Production-Grade Data Cleaning Workflow for the Titanic Dataset (pandas, 2025)

Vintage photo of a large ocean liner representing the Titanic. — Photo by Pixabay

Open Table of Contents

Environment & Path Setup
Data Ingestion
Data Quality Checks
Missing Data Strategy
Categorical Encoding
Full Example
Best Practices & Notes

Environment & Path Setup

For reproducibility and portability, establish a consistent project root and data directory structure.

from pathlib import Path

# Project root: one level above the current working directory
project_dir = Path.cwd().parents[1]

# Structured data directories
data_dir = project_dir / 'data'
raw_dir = data_dir / 'raw'

Why: A fixed, relative path structure ensures your workflow runs identically across machines, CI pipelines, and environments without hardcoded absolute paths.

⸻

Data Ingestion

Leverage pandas’ flexible I/O to load raw data into a DataFrame.

    import pandas as pd

    df = pd.read_csv(raw_dir / 'titanic.csv')

⸻

Data Quality Checks

Before any transformation, profile the dataset:

    df.head(5)      # Preview first 5 rows
    df.info()       # Structure: row counts, dtypes, null counts
    df.dtypes       # Column data types

This step defines your cleaning strategy based on data shape, completeness, and types.

⸻

Missing Data Strategy

1.	Row-level NA removal

Drop rows exceeding a missing-value tolerance:

    threshold = len(df.columns)//2
    df.dropna(thresh=threshold, inplace=True)

2.	Imputation

For Age, median is preferred over mean to reduce skew impact:

    df['Age'] = df['Age'].fillna(df['Age'].median())

⸻

Categorical Encoding

Map human-readable categories to numeric codes for model compatibility.

    df['Sex'] = df['Sex'].map({'male': 0, 'female': 1})

For multi-category features, consider pd.get_dummies() or sklearn.preprocessing.OneHotEncoder.

⸻

Full Example

    from pathlib import Path
    import pandas as pd

    project_dir = Path.cwd().parents[1]
    raw_dir = project_dir / 'data' / 'raw'

    df = pd.read_csv(raw_dir / 'titanic.csv')

    print(df.head(5))
    print(df.info())

    threshold = int(len(df.columns) / 2)
    df.dropna(thresh=threshold, inplace=True)
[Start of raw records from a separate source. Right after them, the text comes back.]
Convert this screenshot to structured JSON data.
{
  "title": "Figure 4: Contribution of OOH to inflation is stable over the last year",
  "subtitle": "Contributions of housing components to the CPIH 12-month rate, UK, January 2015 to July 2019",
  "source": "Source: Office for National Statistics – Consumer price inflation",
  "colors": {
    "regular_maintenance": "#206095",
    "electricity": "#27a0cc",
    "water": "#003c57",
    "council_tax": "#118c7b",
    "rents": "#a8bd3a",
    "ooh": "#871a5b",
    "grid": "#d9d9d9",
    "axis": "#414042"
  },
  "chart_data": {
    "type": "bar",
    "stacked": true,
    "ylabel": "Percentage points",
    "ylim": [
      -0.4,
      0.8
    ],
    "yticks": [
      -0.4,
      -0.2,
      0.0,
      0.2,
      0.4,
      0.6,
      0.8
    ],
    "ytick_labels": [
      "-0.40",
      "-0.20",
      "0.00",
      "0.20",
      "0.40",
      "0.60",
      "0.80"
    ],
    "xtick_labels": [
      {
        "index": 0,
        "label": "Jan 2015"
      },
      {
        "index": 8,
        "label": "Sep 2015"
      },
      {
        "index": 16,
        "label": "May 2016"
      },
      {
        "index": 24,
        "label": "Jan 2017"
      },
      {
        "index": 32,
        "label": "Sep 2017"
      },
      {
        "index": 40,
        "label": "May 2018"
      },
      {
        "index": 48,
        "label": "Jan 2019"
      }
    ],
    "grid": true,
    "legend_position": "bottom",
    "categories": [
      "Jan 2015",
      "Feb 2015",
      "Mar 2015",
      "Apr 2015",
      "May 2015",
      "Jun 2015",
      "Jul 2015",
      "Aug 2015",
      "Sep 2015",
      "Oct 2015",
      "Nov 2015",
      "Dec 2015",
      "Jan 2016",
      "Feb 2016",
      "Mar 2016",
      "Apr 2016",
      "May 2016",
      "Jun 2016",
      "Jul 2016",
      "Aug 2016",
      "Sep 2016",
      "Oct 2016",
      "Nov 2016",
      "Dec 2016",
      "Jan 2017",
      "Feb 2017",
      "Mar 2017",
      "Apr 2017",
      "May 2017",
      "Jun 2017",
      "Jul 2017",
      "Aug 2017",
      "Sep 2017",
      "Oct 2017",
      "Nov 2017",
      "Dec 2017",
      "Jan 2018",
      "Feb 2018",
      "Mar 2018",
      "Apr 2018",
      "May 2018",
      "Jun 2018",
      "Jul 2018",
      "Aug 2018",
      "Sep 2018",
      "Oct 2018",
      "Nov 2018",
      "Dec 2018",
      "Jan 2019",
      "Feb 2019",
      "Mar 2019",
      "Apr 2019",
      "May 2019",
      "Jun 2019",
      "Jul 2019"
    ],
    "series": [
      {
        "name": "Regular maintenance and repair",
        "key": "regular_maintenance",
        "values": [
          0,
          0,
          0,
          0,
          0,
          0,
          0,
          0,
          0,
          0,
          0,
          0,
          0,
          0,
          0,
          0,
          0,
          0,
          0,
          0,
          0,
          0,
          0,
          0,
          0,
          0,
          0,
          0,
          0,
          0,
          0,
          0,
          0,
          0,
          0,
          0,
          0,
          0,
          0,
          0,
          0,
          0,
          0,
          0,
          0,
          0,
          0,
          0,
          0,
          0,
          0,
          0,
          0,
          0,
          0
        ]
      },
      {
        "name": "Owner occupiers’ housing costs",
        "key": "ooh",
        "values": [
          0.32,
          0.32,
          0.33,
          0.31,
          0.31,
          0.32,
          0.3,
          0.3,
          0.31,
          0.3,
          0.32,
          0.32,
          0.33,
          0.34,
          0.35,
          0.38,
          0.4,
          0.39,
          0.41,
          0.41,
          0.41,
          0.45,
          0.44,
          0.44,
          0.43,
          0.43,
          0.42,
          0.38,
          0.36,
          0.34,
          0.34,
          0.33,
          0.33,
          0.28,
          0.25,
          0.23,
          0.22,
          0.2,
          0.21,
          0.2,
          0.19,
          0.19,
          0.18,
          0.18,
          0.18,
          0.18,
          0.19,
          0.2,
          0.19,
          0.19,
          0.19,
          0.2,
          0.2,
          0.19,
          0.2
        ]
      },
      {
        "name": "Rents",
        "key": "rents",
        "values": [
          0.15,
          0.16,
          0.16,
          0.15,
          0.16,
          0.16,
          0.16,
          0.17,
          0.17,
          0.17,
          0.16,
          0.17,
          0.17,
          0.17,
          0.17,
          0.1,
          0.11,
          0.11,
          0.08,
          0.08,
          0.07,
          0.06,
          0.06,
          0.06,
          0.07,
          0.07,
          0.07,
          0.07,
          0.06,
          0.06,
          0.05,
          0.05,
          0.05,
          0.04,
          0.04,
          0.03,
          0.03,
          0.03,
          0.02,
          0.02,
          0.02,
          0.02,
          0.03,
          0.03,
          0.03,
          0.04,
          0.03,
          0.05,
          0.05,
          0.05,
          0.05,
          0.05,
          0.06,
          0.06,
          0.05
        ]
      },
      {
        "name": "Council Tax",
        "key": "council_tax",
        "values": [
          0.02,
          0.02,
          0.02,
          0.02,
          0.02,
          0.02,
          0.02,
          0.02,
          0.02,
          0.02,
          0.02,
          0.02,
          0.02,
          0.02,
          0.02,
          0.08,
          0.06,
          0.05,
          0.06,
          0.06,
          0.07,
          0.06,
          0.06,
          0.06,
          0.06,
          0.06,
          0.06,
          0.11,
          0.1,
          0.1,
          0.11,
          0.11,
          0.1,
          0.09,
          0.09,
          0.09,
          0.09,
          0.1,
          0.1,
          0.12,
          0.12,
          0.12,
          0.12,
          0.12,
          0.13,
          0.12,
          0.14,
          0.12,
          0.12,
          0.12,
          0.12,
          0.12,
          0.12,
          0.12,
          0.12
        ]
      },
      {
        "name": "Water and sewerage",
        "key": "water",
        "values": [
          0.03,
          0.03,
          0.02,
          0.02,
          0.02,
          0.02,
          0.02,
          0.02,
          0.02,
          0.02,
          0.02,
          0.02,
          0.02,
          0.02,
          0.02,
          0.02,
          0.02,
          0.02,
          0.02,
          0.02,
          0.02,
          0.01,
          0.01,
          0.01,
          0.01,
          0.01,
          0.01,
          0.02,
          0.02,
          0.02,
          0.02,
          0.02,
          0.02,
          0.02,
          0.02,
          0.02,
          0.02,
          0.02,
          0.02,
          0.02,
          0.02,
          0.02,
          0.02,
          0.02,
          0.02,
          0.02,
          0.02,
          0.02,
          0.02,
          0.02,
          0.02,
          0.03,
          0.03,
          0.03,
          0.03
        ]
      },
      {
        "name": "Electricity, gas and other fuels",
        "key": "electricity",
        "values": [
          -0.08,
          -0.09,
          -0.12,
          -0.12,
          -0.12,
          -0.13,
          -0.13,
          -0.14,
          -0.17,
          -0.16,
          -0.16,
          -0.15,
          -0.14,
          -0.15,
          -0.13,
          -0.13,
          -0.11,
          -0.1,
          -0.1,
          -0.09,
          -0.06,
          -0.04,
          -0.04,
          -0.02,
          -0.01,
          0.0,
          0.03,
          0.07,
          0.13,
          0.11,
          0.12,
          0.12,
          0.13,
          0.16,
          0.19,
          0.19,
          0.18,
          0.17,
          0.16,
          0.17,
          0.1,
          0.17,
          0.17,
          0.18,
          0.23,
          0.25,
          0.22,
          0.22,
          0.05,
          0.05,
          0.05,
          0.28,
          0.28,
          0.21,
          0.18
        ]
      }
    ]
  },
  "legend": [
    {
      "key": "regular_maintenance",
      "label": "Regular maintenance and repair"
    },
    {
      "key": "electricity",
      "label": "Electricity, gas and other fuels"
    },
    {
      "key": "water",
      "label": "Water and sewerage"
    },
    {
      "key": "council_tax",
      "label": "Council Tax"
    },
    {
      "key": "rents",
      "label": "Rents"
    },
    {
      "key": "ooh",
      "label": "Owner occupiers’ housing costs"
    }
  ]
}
    df['Age'] = df['Age'].fillna(df['Age'].median())
    df['Sex'] = df['Sex'].map({'male': 0, 'female': 1})

⸻

Best Practices & Notes

•	Check NA distribution early: df.isna().sum()
•	Always define NA thresholds in relative terms (e.g., percentage of columns), not magic numbers.
•	For categorical encoding, keep mapping logic centralized for consistency across pipelines.
•	Use inplace=True or reassign to avoid silent data loss from forgetting to store transformed results.

⸻

By following this workflow, you ensure your Titanic dataset is clean, consistent, and ready for downstream analytics or modeling—with practices that scale to production environments.